ALTAÇ: Çözüm süreci bu ülkenin olmazsa olmazıdır. Ak Parti hükümetlerinin tüm dönemlerinde gerçekleştirdiği reformlar, çalışmalar ne kadar ciddi olduğunu ortaya koyuyor. Bir süre sonra tarafların dirençleri yüzünden de şu andaki malum olayları yaşıyoruz. Çözüm süreci buzdolabında olsa bile bu ülkede yaşayan tüm insanlarımızın, 80 Milyon yurttaşımızın öncelikli talebi kan ve gözyaşının bir an önce sonlanması. Sonlanma içinde çözüm sürecinin bir an önce buzdolabından çıkartılarak ısıtılması gerekiyor. Tabi bu sadece hükümetin yapacağı tek taraflı bir çalışmasıyla olmaz.
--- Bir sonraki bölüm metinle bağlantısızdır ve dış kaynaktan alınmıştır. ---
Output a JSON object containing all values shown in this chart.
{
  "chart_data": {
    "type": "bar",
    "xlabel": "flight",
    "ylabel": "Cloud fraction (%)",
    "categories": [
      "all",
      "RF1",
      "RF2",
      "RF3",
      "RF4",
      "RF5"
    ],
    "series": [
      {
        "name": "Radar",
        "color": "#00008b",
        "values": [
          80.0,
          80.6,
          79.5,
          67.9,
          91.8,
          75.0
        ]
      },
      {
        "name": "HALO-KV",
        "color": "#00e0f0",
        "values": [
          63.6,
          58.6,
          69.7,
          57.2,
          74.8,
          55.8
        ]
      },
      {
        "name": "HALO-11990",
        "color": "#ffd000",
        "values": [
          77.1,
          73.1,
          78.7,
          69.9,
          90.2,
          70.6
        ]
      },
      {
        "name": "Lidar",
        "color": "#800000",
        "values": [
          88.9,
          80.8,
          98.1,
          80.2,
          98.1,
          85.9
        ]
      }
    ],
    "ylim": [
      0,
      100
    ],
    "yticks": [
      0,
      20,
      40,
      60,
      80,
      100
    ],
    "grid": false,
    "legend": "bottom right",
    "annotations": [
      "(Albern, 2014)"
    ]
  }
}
Süreç, bu gün hendeklerin kazıldığı, çatışmalı ortamların olduğu, kan ve gözyaşının döküldüğü müddetçe hükümetin tek taraflı çabası ile olacak bir işte değil. Bunun gerek siyasi muhatapları, gerekse örgütün KCK yapılanması, silahlı birimlerinin hepsi bu durumu gözden geçirmeli ve diyalog yollarının nasıl kurulacağını irdelemeleri gerekiyor. Diyalog kurulduktan sonra da atılması gereken adımları müzakere yolları nelerdir diyerek çok ince eleyip sık dokuyup adım atmaları gerekiyor ki buzdolabında olan çözüm sürecinin masaya gelmesi ile birlikte 2013 – 2015 yılları arasındaki huzur ve barış ortamının tekrar sağlanması koşullarının oluşması gerekiyor. Tabiri caiz ise Çözüm süreci buzdolabından çıkartılarak mikrodalga fırında ısıtılmalıdır.

 

BEŞENK: Bölgede ciddi sıkıntılar yaşanıyor ve halkta korku ve panik hakim. Ekonomik bir buhranda yaşanıyor. Nasıl değerlendireceksiniz bu buhran halini?

 

ALTAÇ: Biz halkın içindeyiz sürekli, onların duygu ve düşüncelerini yakından bilmekteyim. Maalesef şu anda 1990’lı yıllardaki güvensiz ve insanların kendinden korktuğu bir süreci yaşıyoruz. Bu tür süreçlere ise insanlar can güvenliklerini nasıl sağlayacaklarının endişesini taşıyorlar. Çok ciddi, çok büyük boyutta ekonomik krizin olduğunu, birçok esnafın iflas ettiğini, birçoğunun da etmek üzere olduğunu, borçlarını ödeyemediğini, bir çok iş adamının bölgeden kaçtığını ve yine devlet tarafından yapılması planlanan yatırımlarının askıya alındığını biliyoruz ve bu durumları yaşıyoruz. Bunun bir diğer yansıması ise uzun vadede artacak olan işsizlik problemi ve beraberinde getireceği toplumsal olaylar olacak. Olayların tırmanması ile birlikte yaşanan ekonomik tahribat ile birlikte insanlarımız sosyal anlamda da çok sıkıntılı durumda. Diyarbakır’da saat 16-17’den sonra AVM’lerin dışında insan sirkülâsyonu göremiyorsunuz. Kısacası ekonomik yaşam Diyarbakır’da durma noktasındadır.